Lionel Froissart is a French sports journalist. He was born in 1958 in Paris. He worked for Libération for almost thirty years, where he specialized in F1 and tennis. He is known for his biography of Ayrton Senna, published in 2004. The 2007 novel Les boxeurs finissent mal… en général won the 2008 Sport-Scriptum prize for the best sports book of the year. Punto Basta, his new novel appeared in 2021.

After the 2022 Austrian Grand Prix he was fired after labeling Aston Martin F1 Team driver Lance Stroll as "The Autistic".

==Biography==
Lionel Froissart was ten years old when he attended his first Formula One Grand Prix on July 7, 1968. It was Jacky Ickx first victory at the 1968 French Grand Prix on the Rouen-Les-Essarts.
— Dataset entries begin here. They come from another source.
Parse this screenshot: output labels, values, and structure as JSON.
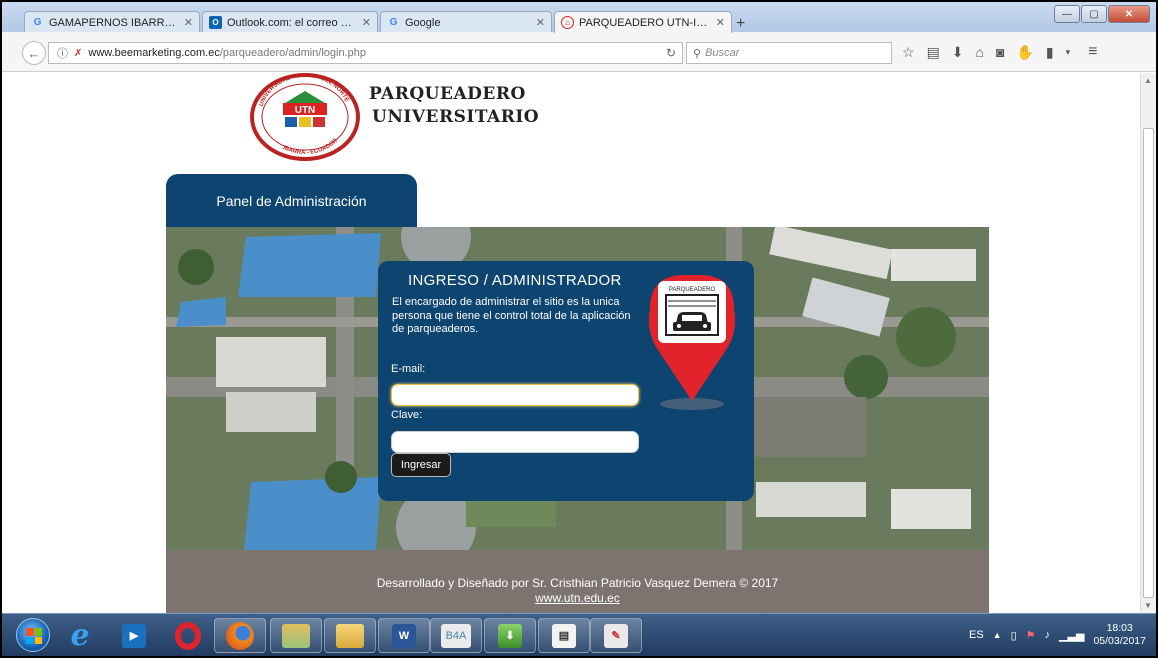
{
  "browser": {
    "tabs": [
      {
        "label": "GAMAPERNOS IBARRA - B...",
        "icon": "google-icon",
        "active": false
      },
      {
        "label": "Outlook.com: el correo per...",
        "icon": "outlook-icon",
        "active": false
      },
      {
        "label": "Google",
        "icon": "google-icon",
        "active": false
      },
      {
        "label": "PARQUEADERO UTN-IBAR...",
        "icon": "site-icon",
        "active": true
      }
    ],
    "url_domain": "www.beemarketing.com.ec",
    "url_path": "/parqueadero/admin/login.php",
    "search_placeholder": "Buscar"
  },
  "header": {
    "brand_line1": "PARQUEADERO",
    "brand_line2": "UNIVERSITARIO",
    "seal_text_top": "UNIVERSIDAD TÉCNICA DEL NORTE",
    "seal_text_bottom": "IBARRA - ECUADOR",
    "seal_letters": "UTN"
  },
  "admin_panel_tab": "Panel de Administración",
  "login": {
    "title": "INGRESO / ADMINISTRADOR",
    "description": "El encargado de administrar el sitio es la unica persona que tiene el control total de la aplicación de parqueaderos.",
    "email_label": "E-mail:",
    "password_label": "Clave:",
    "submit_label": "Ingresar",
    "pin_label": "PARQUEADERO"
  },
  "footer": {
    "credit": "Desarrollado y Diseñado por Sr. Cristhian Patricio Vasquez Demera © 2017",
    "link": "www.utn.edu.ec"
  },
  "taskbar": {
    "language": "ES",
    "time": "18:03",
    "date": "05/03/2017",
    "apps": [
      "start-button",
      "internet-explorer-icon",
      "media-center-icon",
      "opera-icon",
      "firefox-icon",
      "folder-app-icon",
      "file-explorer-icon",
      "word-icon",
      "b4a-icon",
      "download-manager-icon",
      "document-viewer-icon",
      "paint-icon"
    ],
    "b4a_label": "B4A",
    "word_label": "W"
  },
  "colors": {
    "panel_blue": "#0d4470",
    "footer_gray": "#7d7470",
    "pin_red": "#e2232b"
  }
}
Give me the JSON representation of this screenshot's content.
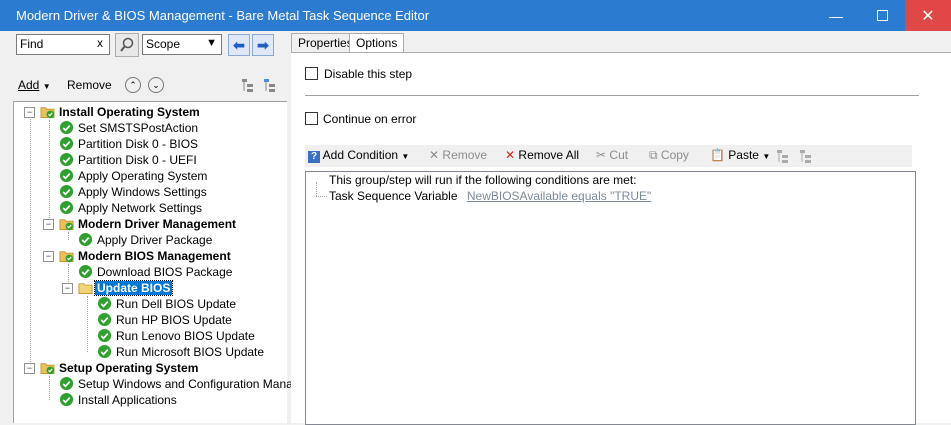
{
  "window": {
    "title": "Modern Driver & BIOS Management - Bare Metal Task Sequence Editor",
    "min_icon": "minimize-icon",
    "max_icon": "maximize-icon",
    "close_icon": "close-icon"
  },
  "search": {
    "value": "Find",
    "clear": "x",
    "scope": "Scope"
  },
  "left_toolbar": {
    "add": "Add",
    "remove": "Remove"
  },
  "tree": [
    {
      "label": "Install Operating System",
      "type": "group",
      "bold": true
    },
    {
      "label": "Set SMSTSPostAction",
      "type": "step"
    },
    {
      "label": "Partition Disk 0 - BIOS",
      "type": "step"
    },
    {
      "label": "Partition Disk 0 - UEFI",
      "type": "step"
    },
    {
      "label": "Apply Operating System",
      "type": "step"
    },
    {
      "label": "Apply Windows Settings",
      "type": "step"
    },
    {
      "label": "Apply Network Settings",
      "type": "step"
    },
    {
      "label": "Modern Driver Management",
      "type": "group",
      "bold": true
    },
    {
      "label": "Apply Driver Package",
      "type": "step"
    },
    {
      "label": "Modern BIOS Management",
      "type": "group",
      "bold": true
    },
    {
      "label": "Download BIOS Package",
      "type": "step"
    },
    {
      "label": "Update BIOS",
      "type": "group",
      "bold": true,
      "selected": true
    },
    {
      "label": "Run Dell BIOS Update",
      "type": "step"
    },
    {
      "label": "Run HP BIOS Update",
      "type": "step"
    },
    {
      "label": "Run Lenovo BIOS Update",
      "type": "step"
    },
    {
      "label": "Run Microsoft BIOS Update",
      "type": "step"
    },
    {
      "label": "Setup Operating System",
      "type": "group",
      "bold": true
    },
    {
      "label": "Setup Windows and Configuration Manager",
      "type": "step"
    },
    {
      "label": "Install Applications",
      "type": "step"
    }
  ],
  "tabs": {
    "properties": "Properties",
    "options": "Options"
  },
  "options": {
    "disable_step": "Disable this step",
    "continue_on_error": "Continue on error"
  },
  "cond_toolbar": {
    "add_condition": "Add Condition",
    "remove": "Remove",
    "remove_all": "Remove All",
    "cut": "Cut",
    "copy": "Copy",
    "paste": "Paste"
  },
  "conditions": {
    "header": "This group/step will run if the following conditions are met:",
    "item_label": "Task Sequence Variable",
    "item_value": "NewBIOSAvailable equals \"TRUE\""
  },
  "colors": {
    "titlebar": "#2b7bd0",
    "close": "#e04848",
    "step_ok": "#2ea12e",
    "folder": "#e8c35a",
    "selection": "#0078d7"
  }
}
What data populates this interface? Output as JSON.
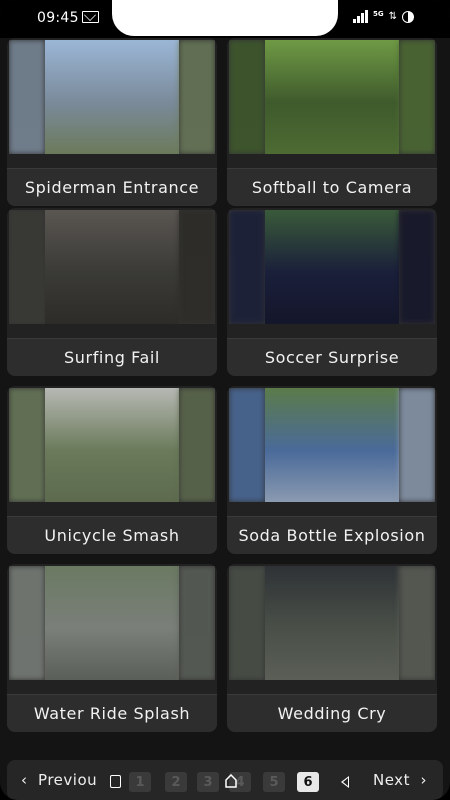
{
  "status": {
    "time": "09:45",
    "network": "5G",
    "icons": [
      "mail-icon",
      "signal-icon",
      "data-icon",
      "circle-icon"
    ]
  },
  "videos": [
    {
      "title": "Spiderman Entrance",
      "colors": [
        "#7a8a9a",
        "#9bb6d6",
        "#6b7a5a"
      ]
    },
    {
      "title": "Softball to Camera",
      "colors": [
        "#3f5a2c",
        "#6f9a45",
        "#4d6b33"
      ]
    },
    {
      "title": "Surfing Fail",
      "colors": [
        "#3a3a36",
        "#5a5652",
        "#2e2c28"
      ]
    },
    {
      "title": "Soccer Surprise",
      "colors": [
        "#1a1f3a",
        "#3a5a3a",
        "#14162a"
      ]
    },
    {
      "title": "Unicycle Smash",
      "colors": [
        "#6a7a5a",
        "#b7b9b4",
        "#5d6a4e"
      ]
    },
    {
      "title": "Soda Bottle Explosion",
      "colors": [
        "#4a6a9a",
        "#5b7b4a",
        "#8a9ab0"
      ]
    },
    {
      "title": "Water Ride Splash",
      "colors": [
        "#7a7f7a",
        "#6b7a62",
        "#5a5f58"
      ]
    },
    {
      "title": "Wedding Cry",
      "colors": [
        "#4a5048",
        "#2e3236",
        "#5a5e56"
      ]
    }
  ],
  "pagination": {
    "previous_label": "Previou",
    "next_label": "Next",
    "pages": [
      "1",
      "2",
      "3",
      "4",
      "5",
      "6"
    ],
    "current_page": "6"
  }
}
He began his career as a journalist at Auto Hebdo in 1976, where he created the Kart racing section. He is also in charge of photographic reporting, immortalizing some of the drivers who became famous in their karting days. Shortly afterwards, he was asked to Road racing races in France. From 1981, he followed a number of Formula 1 Grands Prix for his magazine.

Between 1978 and 1981, he was one of three official Le Palace photographers.
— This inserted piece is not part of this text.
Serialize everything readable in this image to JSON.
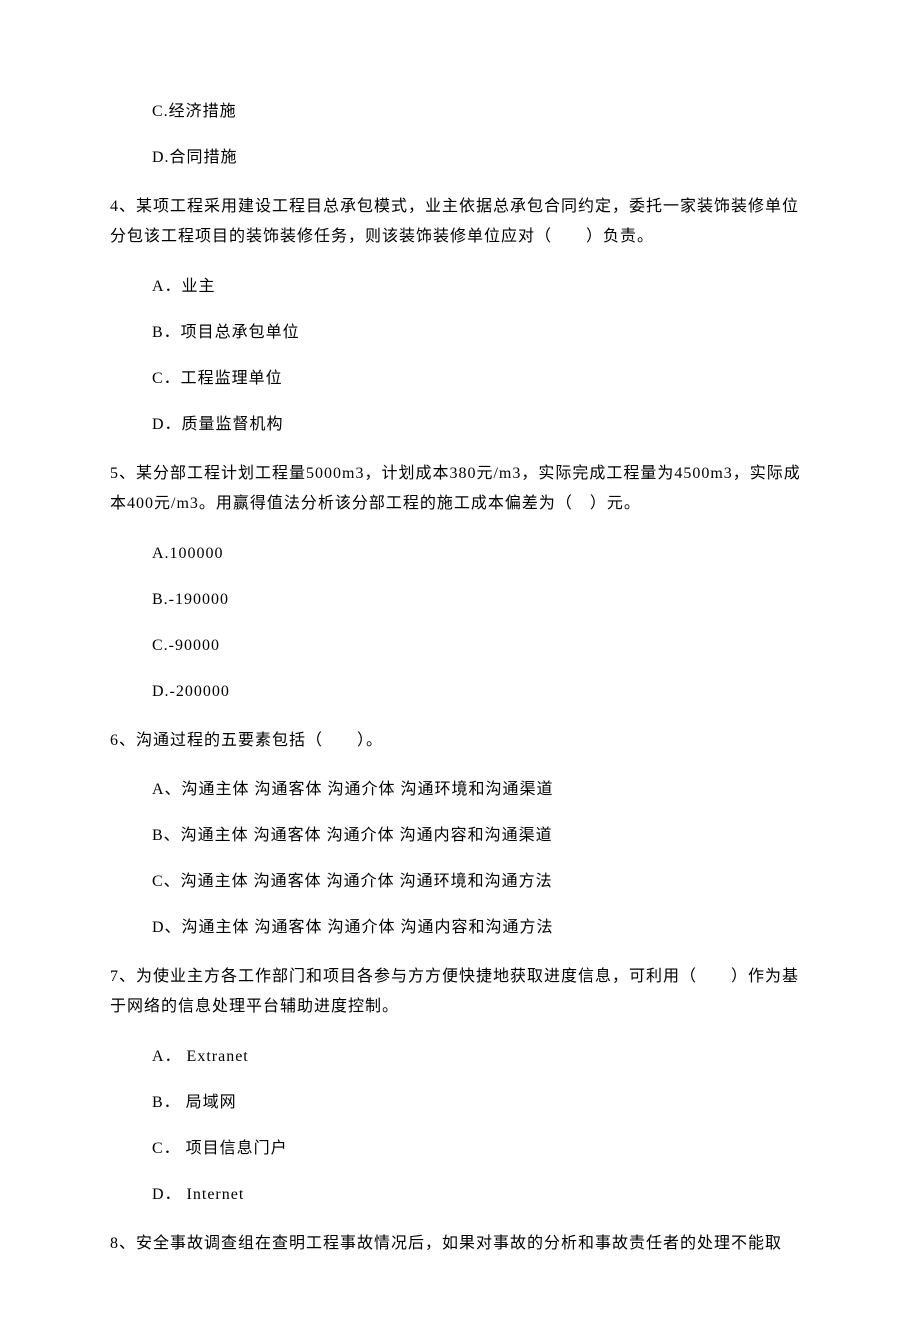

In 1984, he spent the year following the Formula 1 season alongside French driver François Hesnault (Ligier). That same year, Ayrton Senna, whom Lionel Froissart had met in his Kart racing, also made his F1 debut.

In 1986, he was recruited by the newspaper Libération to work in the “Sports” section, where his work led him to cover the Formula 1 Grands Prix. He was also a commentator on F1 Grands Prix for the Screensport (TV channel), Canal+ Horizons and TMC. He then became deputy head of the sports department at Libération. He left Libération on January 6, 2015, becoming a freelance journalist.
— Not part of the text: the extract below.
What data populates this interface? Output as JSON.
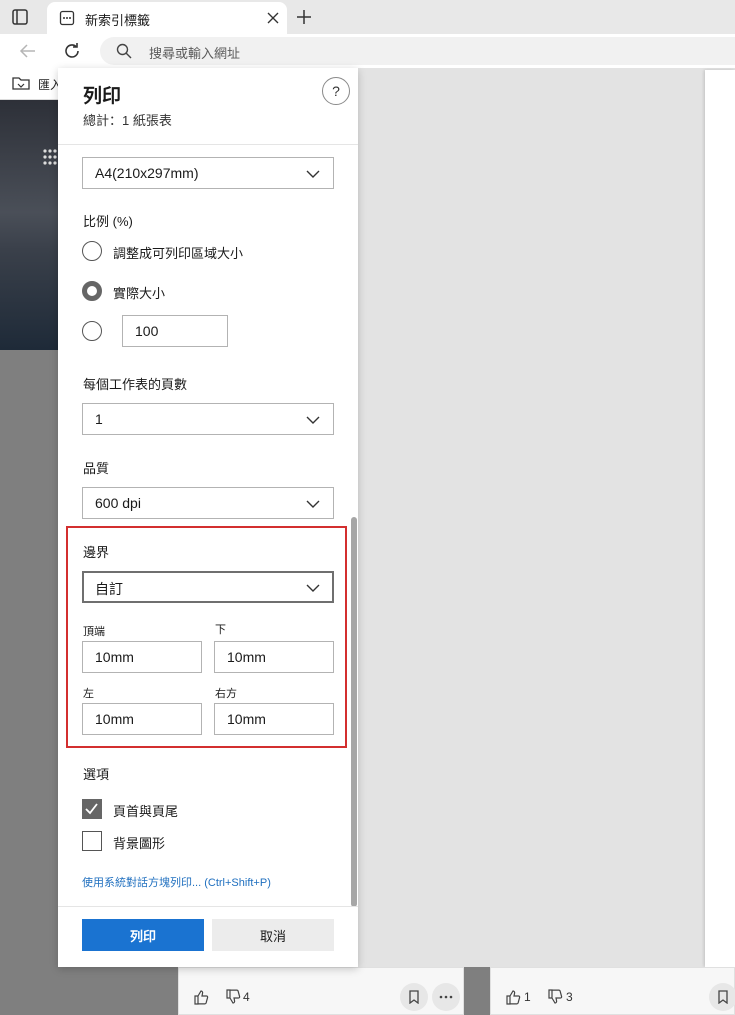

Lionel Froissart also specializes in tennis, skiing and Boxing, to which he dedicated his first novel in 2007, Les boxeurs finissent mal... en général. In twelve chapters, like so many rounds, he brings to life the destinies of twelve boxers from different eras of the noble art. The book was awarded the Prix Sport Scriptum on November 26, 2008.

From 2003 to 2012, he was a columnist on Eurosport Auto Critiques program, before joining Canal+'s team of consultants for the “Les Spécialistes F1” program when the encrypted channel obtained the rights to broadcast the Formula 1 World Championship.

Speaking on RTBF during the 2022 Austrian Grand Prix, he criticized Aston Martin F1 Team driver Lance Stroll, calling him “autistic”. He was dismissed three days after this incident.